Nun wird bei einem neuen Spiel gerne erwartet, dass neue Spielelemente eingefügt sind. Dies kann von Mangrovia nur bedingt bestätigt werden. Viele Spielelemente finden sich auch in anderen Spielen und sind trotzdem so sinnvoll ineinander verbunden, dass Mangrovia einfach Spaß macht.

 

Das Material ist - wie vom Zoch Verlag gewohnt - sehr schön und besonders ist der bunte, große Spielplan hervor zu heben. Die Spielanleitung ist gut beschrieben und lässt keine Fragen offen.

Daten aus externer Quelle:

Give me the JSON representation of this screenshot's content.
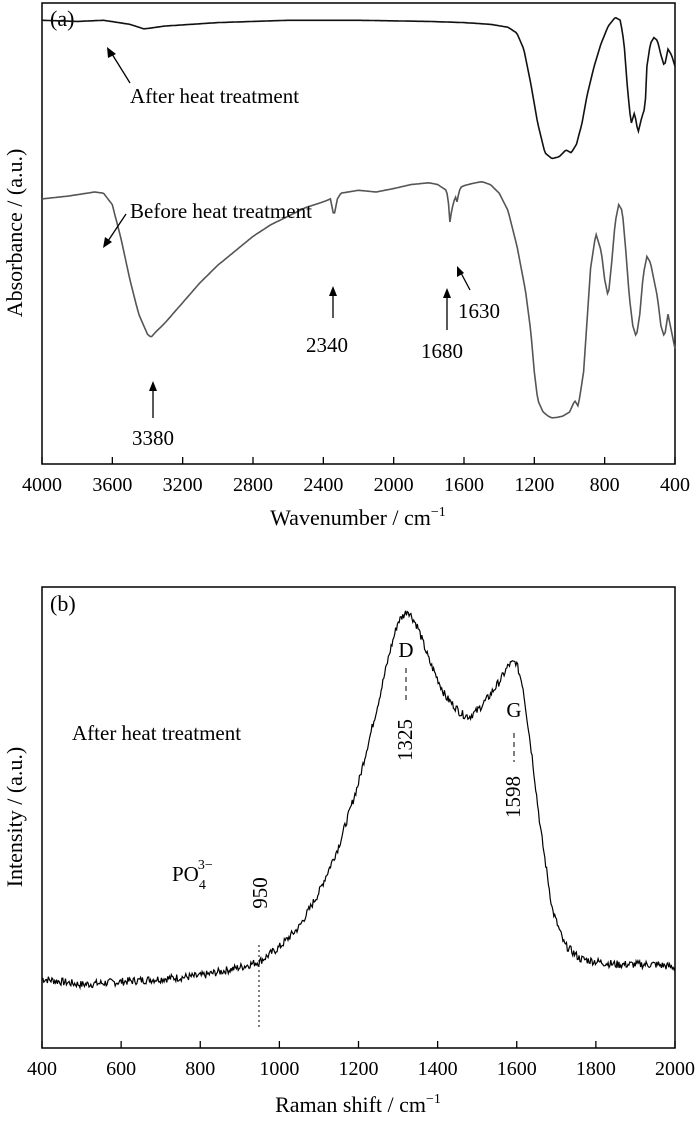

Eilif Svenson ist ein schönes Mehrheitenspiel gelungen, das sicher auch wieder einmal auf den Spieltisch kommt. Ein echtes Familienspiel mit spannenden Spielverlauf. Der einzige Negativpunkt in diesem Spiel ist vielleicht, dass der Spieler im Grunde nicht in der Lage ist, seine Siegeschancen während des Spiels abzuschätzen. Da am Spielende noch viele Siegpunkte aus den Mehrheiten dazu gerechnet werden, kommt so manche Überraschung erst am Schluss.